My experiences in a live Rails application

  1. Idempotency for seed files, rake tasks and background jobs.

  2. Do not ignore schema.rb file in Git. Use rake db:schema:load instead of rake db:migrate to initialize database (for example when you clone a new project).

  3. Use just a single way to define environment variables in your app.

  4. Don’t ignore Gemfile.lock file.

  5. You need both of application layer validations and database layer constraints. For example if you’re using multi process/thread app-servers(like unicorn, puma, …) in addtion to model uniqueness validation, also define database uniqueness constraint to protect againist race condition. Read this great article.

  6. As far as possible don’t use Rails.env.production?, Rails.env.development? or any same conditions in your code. Sometimes you need them in config files.

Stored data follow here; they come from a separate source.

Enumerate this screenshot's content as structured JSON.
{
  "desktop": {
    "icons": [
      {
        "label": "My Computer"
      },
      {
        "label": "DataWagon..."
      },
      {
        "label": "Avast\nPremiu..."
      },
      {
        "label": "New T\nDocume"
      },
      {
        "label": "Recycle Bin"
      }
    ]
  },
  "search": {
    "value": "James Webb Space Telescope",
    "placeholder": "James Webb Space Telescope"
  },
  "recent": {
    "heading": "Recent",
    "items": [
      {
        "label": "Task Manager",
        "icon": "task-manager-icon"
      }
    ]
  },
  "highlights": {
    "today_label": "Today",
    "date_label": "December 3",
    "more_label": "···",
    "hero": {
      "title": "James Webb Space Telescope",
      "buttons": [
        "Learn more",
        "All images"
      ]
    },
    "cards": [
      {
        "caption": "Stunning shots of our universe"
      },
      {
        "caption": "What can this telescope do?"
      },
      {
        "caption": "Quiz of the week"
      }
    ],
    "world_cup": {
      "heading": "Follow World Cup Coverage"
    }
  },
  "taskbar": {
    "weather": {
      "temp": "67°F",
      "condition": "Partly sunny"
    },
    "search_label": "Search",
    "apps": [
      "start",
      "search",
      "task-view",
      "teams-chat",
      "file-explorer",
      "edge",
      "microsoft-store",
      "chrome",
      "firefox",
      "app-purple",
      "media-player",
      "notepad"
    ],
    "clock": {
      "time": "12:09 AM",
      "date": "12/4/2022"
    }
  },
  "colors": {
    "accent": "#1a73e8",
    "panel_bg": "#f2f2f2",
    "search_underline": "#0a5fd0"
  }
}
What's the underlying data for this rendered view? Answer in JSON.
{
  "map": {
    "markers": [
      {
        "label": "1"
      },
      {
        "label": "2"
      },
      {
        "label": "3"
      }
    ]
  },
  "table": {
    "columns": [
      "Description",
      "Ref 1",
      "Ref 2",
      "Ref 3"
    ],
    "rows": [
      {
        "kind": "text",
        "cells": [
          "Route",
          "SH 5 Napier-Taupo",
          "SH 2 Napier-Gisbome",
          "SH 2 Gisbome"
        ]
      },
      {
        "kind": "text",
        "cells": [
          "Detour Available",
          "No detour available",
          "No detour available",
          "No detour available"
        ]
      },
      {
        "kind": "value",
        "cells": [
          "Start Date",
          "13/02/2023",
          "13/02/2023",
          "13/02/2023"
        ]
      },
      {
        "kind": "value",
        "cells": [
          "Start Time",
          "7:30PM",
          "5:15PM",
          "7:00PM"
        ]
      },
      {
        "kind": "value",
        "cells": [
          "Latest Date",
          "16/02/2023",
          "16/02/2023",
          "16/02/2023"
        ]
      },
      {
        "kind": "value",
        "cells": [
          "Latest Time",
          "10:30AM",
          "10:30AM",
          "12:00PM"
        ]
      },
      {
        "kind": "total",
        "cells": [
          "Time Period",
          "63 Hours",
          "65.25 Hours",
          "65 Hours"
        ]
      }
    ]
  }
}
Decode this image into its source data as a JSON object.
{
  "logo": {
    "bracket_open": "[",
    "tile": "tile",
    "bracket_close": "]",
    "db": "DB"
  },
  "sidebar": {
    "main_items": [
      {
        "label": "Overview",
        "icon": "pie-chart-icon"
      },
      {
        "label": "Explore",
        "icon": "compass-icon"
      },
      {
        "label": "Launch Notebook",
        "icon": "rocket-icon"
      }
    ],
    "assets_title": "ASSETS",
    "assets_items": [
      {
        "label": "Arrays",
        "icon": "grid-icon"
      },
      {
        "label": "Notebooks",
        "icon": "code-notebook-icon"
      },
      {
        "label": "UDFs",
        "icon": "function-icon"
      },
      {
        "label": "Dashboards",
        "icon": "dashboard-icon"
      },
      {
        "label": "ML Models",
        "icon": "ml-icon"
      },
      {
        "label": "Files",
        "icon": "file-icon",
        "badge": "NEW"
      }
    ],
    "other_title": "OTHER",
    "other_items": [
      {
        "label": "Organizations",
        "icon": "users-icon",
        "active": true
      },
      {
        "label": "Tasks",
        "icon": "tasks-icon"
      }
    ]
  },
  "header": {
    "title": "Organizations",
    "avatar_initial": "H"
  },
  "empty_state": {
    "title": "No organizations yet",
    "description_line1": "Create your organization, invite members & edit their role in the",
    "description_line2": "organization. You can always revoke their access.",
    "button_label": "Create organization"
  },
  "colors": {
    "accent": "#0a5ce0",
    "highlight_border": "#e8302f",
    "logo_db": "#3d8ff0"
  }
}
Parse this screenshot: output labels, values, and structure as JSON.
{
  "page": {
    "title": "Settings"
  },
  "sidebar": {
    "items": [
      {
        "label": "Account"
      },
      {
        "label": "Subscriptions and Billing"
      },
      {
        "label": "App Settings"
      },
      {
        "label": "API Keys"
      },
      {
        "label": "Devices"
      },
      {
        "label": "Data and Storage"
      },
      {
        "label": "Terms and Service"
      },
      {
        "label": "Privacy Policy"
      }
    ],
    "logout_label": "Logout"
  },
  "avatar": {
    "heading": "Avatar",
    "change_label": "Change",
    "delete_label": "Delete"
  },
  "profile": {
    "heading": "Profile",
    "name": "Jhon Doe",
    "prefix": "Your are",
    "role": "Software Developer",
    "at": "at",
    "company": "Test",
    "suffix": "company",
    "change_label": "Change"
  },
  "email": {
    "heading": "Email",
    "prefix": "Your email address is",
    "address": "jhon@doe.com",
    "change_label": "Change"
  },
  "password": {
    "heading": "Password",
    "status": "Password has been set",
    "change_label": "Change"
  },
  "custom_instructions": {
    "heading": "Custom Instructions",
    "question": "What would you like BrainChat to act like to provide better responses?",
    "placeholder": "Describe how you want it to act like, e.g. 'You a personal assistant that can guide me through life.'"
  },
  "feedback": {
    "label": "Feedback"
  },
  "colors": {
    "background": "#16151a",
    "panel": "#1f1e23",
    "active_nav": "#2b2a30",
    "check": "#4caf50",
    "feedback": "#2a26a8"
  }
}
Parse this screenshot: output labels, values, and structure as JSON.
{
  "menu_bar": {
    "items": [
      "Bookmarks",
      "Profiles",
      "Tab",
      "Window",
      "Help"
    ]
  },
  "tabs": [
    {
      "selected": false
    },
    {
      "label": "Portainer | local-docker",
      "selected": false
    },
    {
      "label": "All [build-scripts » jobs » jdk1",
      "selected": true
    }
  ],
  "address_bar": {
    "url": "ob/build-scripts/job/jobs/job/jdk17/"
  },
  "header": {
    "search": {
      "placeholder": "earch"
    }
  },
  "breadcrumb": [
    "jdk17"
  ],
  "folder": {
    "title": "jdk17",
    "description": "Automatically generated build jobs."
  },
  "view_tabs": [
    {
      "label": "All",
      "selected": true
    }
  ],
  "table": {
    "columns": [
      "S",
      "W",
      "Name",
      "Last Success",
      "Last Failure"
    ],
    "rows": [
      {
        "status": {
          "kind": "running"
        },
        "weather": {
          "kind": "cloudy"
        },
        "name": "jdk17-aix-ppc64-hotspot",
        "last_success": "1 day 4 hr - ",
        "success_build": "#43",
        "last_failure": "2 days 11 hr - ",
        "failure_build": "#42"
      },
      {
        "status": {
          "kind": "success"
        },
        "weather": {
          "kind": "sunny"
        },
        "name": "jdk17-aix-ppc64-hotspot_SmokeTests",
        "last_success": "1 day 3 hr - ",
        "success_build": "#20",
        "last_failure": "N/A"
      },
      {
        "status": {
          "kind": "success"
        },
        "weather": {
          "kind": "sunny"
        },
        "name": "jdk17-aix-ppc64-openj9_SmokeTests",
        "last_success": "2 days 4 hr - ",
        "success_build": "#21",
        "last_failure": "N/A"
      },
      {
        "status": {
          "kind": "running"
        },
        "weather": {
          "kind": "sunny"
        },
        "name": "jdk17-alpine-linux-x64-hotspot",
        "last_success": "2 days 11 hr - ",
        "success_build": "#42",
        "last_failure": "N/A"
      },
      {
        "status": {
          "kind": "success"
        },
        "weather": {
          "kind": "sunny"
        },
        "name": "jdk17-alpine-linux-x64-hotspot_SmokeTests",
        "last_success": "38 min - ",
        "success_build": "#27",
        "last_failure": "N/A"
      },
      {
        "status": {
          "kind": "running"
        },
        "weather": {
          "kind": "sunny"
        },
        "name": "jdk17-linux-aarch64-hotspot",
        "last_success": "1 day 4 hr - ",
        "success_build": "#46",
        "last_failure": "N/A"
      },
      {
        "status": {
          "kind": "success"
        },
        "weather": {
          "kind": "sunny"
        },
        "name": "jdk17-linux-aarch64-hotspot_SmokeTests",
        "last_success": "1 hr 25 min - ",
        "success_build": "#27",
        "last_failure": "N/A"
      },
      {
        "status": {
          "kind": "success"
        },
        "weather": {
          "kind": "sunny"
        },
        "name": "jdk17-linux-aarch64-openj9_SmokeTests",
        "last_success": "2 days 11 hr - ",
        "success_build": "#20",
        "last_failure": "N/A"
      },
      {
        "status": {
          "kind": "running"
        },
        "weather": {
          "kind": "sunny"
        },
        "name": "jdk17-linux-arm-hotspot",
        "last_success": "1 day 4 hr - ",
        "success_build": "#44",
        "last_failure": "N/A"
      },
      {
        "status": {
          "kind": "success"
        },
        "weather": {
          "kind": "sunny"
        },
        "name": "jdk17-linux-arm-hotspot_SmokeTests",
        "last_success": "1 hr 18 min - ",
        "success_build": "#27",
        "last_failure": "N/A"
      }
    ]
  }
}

  7. Put your data changes in migration files. For example if you want to add a column and store concatenation of two another columns into it, in this case after creation of new column iterate all rows and update it in your new migration file (and then delete old columns). Also before goieng live, test your data migration functions with your existing live database in your development environment (if it is possible).

  8. Don’t bypass model validations to save specific data by update_attribute method or manually from database.

  9. After any change in validations, validate existing values stored in your database.

  10. Dockerfile is the best runnable documentation for your app. Even if you don't use docker to deploy your application write a Dockerfile.

  11. Use gitflow branching model (master, develop, release/, feature/, hotfix/*).

  12. Use Continuous Integration, at least to run your tests.

  13. Use error monitoring systems (like errbit).

  14. If you care about timezone, do not use Date or Time data types instead of DateTime for your database columns.